Intervista con un oste di riferimento

Intervista con un oste di riferimento

di Emanuele Giannone

Preambolo

“Uno” perché ne ho tre. In ordine di comparizione: una è l’ostessa, l’ho in casa; uno ha bottega nel Municipio II; uno è lui, quello che interrogo nel seguito.

Quartieri

“Ed ecco la mia casa nella luce marina

di via Fonteiana in cuore alla mattina:

la mia tana, indifesa, cieca di speranza,

dove bruciare l’ultima remora che mi avanza.”

(da “Récit”, Pier Paolo Pasolini).

Cambiare quartiere a Roma è come tornare alle Medie. Per andare bene alle Medie servono a hungry mind, intelligenza q.b. e mappe concettuali. La Grande Professoressa delle Medie ti adocchia di sottecchi, la sua svagatezza nella caciara della classe adolescente è di maniera, il fare lasso e la pingue complessione mascherano un temperamento suscettibile e passionale e la voce strascicata è solo uno studiato accorgimento. Quando le piace e meno te lo aspetti, ti chiama a rispondere.

La Grande Professoressa non ha una predilezione particolare per i suoi concittadini. Conosce il limite spiegato dal libro che le ha dedicato un veneto – Roma, non basta una vita – e ricorda che su di lei hanno scritto pagine tra le più memorabili, oltre al veneto, tanti altri numi foresti: mi sovvengono un ingegnere elettrotecnico milanese, un poliedrico aedo bolognese-friulano, un poeta livornese e uno parmense, un modenese maestro e professore contemporaneo, almeno tre cineasti di cui uno emiliano, uno napoletano e uno milanese. La Grande Professoressa non discrimina per natali e perciò raccomanda a tutti, Urbi et Orbi, lunghe camminate periscopiche ed esercizi a naso all’insù. Occhi, taccuino e rudimenti di cartografia.
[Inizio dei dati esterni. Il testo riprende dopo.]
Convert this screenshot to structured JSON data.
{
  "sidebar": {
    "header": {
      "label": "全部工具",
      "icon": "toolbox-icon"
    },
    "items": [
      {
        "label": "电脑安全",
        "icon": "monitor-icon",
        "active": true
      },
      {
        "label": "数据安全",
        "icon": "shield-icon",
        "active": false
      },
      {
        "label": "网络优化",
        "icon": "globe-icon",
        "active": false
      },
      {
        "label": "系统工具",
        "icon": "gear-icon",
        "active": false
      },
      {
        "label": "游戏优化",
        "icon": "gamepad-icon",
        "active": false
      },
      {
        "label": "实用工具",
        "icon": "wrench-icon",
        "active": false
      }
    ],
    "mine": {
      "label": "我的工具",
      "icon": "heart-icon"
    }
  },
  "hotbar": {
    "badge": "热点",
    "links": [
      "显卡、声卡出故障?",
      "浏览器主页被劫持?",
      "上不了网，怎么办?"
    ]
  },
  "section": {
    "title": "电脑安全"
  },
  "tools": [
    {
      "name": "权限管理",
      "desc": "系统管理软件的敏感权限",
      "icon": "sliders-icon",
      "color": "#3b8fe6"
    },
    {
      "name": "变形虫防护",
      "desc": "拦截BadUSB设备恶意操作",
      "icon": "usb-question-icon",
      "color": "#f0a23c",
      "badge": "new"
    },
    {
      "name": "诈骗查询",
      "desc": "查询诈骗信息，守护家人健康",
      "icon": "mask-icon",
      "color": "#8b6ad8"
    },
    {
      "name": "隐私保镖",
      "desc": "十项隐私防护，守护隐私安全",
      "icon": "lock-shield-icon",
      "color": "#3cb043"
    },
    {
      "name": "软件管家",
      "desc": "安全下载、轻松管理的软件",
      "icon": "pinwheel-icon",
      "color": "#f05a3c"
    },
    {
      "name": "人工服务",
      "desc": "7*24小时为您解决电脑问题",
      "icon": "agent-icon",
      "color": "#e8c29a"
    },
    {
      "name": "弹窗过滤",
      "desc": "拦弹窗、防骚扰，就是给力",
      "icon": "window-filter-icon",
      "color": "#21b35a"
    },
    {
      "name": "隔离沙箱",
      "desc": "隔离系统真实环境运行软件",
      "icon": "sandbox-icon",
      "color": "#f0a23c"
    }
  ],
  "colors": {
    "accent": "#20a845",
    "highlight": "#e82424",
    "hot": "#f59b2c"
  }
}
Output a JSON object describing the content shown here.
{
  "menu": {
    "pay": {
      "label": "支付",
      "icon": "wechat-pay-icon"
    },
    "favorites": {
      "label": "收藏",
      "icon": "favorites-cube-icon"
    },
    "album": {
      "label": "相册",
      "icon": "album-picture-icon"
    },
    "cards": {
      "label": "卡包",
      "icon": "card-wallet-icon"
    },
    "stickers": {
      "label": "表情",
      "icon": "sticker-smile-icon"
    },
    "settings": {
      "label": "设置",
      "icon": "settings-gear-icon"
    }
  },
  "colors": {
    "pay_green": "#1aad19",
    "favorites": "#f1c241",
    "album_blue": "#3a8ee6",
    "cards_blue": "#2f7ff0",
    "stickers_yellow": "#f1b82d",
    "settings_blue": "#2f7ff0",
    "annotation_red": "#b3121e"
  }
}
Qualche anno fa cambiai quartiere. Mossi verso quello che fu già di quattro dei numi foresti sopra ricordati e i precedenti mi furono di grande conforto. Nel nuovo, infatti, mi trovai subito bene. Certo, m’indispettì la fastidiosa mancanza un oste di riferimento. Un oste, non un rigoglioso spaccio barocco o industrial che sia, un epifenomeno da guida e movida. Ho dovuto aspettarlo, l’oste di quartiere, finché alla buonora è arrivato: Paki Liveri, un napoletano con un piede a San Lorenzo e l’altro in mare, uno qualunque purché ventoso. Un porto eletto a rifugio in una Rive Gauche romana un po’ de-gauchizzata dal consumerismo tardo imperiale. Un ancoraggio; proprio in quanto tale, poco acconcio a chi evidentemente va col vento. Così, lasciando un piede in un porto, ha ripreso l’onda per posar l’altro in un secondo. Con molti concetti in mente.


Le mappe concettuali.


Chi te l’ha fatto fare?
Ogni quattro, cinque anni sento il bisogno di seguire nuovi stimoli, nel vino e anche oltre. Da tempo sentivo il bisogno di un nuovo approdo per restituire il senso delle esperienze accumulate, in particolare quelle in paesi diversi dall’Italia, durante i miei viaggi per cibo, vino e surf: l’influenza francese e spagnola, in parte anche quella portoghese, nella cultura del bere e del mangiare più intrisa di convivialità.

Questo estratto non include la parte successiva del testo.